The medical-industrial complex also contributes to the difficulties of patients paying for medications and healthcare costs.

===Actions taken by the government===
The United States government has passed acts to make healthcare more accessible. Though it does not have universal health coverage, the country has two forms of public insurance, Medicare and Medicaid. Medicare is insurance for those who are over 65 or have long-term disabilities or end-stage renal disease. Medicaid allows for federal funding to match health care services and allow low-income families, low-income pregnant women, low-income children up to 18 years old, the blind, and those with disabilities to have these services. Medicaid is administered by states, so states have the right to set the criteria for eligibility. According to The Commonwealth Fund website, Medicaid now covers 17.9% of Americans. The Children's Health Insurance Program (CHIP) provides insurance to children in low-income families and covers 9.6 million children, according to The Commonwealth Fund. The Affordable Care Act was passed in 2010, and it expanded Medicaid eligibility and provided funding for federally qualified health centers.

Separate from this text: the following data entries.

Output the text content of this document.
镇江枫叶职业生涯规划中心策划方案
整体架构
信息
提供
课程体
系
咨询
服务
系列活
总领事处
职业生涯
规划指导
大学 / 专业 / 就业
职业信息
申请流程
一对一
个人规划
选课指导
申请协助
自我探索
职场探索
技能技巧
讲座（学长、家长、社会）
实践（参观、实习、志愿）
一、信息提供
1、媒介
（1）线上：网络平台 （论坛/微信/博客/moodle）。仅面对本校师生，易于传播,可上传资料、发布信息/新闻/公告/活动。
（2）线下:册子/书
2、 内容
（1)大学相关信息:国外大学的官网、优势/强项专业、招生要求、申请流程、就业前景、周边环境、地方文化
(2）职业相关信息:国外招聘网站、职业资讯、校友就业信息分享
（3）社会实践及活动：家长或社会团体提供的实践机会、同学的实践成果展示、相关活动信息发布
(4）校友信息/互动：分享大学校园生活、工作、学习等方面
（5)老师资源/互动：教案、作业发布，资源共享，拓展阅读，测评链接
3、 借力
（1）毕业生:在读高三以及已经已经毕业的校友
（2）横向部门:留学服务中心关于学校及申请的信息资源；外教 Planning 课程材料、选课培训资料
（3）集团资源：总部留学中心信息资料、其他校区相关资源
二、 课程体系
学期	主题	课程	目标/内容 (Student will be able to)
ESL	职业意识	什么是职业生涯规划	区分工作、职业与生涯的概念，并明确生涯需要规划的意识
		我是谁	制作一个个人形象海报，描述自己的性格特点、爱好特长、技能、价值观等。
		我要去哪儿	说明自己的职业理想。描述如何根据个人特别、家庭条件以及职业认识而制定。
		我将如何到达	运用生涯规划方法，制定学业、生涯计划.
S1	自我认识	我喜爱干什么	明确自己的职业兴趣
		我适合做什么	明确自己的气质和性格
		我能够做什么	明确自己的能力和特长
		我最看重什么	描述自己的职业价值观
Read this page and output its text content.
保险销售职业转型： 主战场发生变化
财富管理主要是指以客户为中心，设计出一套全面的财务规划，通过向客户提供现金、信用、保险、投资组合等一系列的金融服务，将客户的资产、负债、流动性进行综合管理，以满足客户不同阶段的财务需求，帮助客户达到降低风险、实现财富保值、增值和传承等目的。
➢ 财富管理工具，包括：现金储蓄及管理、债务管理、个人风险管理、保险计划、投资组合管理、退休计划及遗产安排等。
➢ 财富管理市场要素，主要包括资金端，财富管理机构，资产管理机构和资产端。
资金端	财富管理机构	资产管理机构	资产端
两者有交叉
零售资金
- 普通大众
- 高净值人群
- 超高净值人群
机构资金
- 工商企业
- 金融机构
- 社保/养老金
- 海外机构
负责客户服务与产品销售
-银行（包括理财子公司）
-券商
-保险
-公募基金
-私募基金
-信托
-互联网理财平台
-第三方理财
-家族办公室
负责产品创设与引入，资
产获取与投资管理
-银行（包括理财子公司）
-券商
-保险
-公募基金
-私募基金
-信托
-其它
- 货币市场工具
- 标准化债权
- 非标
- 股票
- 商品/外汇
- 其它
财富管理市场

These centers take patients regardless of ability to pay and provides free vaccines to uninsured and underinsured children. Community mental health services are also funded by the federal government through grants provided to states by the Substance Abuse and Mental Health Services Administration.

===Recommendations to further improve healthcare access===
One recommendation to address the inequity of healthcare for the poor is to take community-based action. One example of this is county health councils in Tennessee. These are volunteer groups from the community who assess health inequities within their county and decide what policies to implement. Another idea is to implement community-oriented primary care where physicians consider the environment and culture of the patient to further their health. To improve housing, weatherization programs are recommended to refurbish poor housing to be more health friendly.

Health care clinics, including free clinics, can help individuals with transportation and health care costs alleviate issues that come up like transportation and financial constraints.

Policy wise, it is recommended to continue investing in the health of the poor by creating an amendment or law and increasing affordable housing. The amendment would ensure that adequate housing is a right to be enjoyed by everyone, and if that could not happen, then a law could be passed for a better housing policy. Affordable housing can be increased by increasing subsidies through housing vouchers for households or reduced interest loans for developers.